Neden AKP’yi, AKP’nin icraatlarını canhıraşane savunuyor; tenzih, tebrie, tezkiyede bulunuyor, onları takdis etmeye çalışıyorsunuz? Neden?
c- Latif Salihoğlu’nun Üstadın talebeleriyle ilgili aktardığı hatıralardan niçin rahatsız oluyorsunuz? Böyle bir hatıranın olmadığına nasıl ve nereden hükmedebiliyorsunuz? Bütün hatıralara, Nurlarla ve Nurculukla alakalı her türlü bilgiye vakıf olduğunuz zehabına nasıl kapılabiliyorsunuz? Sizin dağarcığınızda bulunmayan her bilgi yalan ve yanlış mıdır?

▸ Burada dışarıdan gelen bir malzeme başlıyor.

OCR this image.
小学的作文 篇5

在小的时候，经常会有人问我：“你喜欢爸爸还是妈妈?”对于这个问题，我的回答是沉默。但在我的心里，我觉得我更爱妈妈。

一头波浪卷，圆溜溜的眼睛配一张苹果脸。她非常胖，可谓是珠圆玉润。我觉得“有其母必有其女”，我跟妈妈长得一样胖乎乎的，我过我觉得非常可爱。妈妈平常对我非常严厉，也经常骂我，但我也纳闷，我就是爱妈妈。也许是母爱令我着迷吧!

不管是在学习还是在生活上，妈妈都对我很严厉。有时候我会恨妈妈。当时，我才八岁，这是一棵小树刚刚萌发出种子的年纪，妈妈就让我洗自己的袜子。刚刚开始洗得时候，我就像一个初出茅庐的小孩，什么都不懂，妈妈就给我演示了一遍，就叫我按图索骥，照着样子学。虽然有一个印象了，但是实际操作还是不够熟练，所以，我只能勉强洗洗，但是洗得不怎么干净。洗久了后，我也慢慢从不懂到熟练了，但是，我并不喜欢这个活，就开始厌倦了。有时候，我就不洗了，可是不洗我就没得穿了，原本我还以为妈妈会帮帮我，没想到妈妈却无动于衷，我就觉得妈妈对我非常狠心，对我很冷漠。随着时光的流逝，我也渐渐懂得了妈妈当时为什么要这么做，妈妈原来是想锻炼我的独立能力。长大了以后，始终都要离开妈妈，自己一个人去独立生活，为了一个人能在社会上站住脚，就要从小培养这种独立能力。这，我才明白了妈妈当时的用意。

Salihoğlu’yla görüşüp sözü geçen hatıranın kaynağını sordunuz mu? Niçin sorma ihtiyacı hissetmediniz de hemen itham etme, yalancılıkla suçlama kolaycılığına kaçtınız? Neden?
Onları, yazdıkları ve söylediklerinden ötürü özür dilemeye davet etmeden önce Yeni Asya cemaatine yönelik yapmış olduğunuz hakaret, itham ve iftiralardan dolayı Yeni Asya’nın şahs-ı manevisinden özür dilemeniz gerekmiyor mu?
4) Yeni Asya’dan ne istiyorsunuz? Derdiniz, sorununuz, alıp veremediğiniz nedir? Ne gibi bir sancınız, kuyruk acınız, rahatsızlık ve hazımsızlığınız var? Yeni Asya’ya zarar vermek, Yeni Asya’yı bitirmek için intikam yemini mi ettiniz?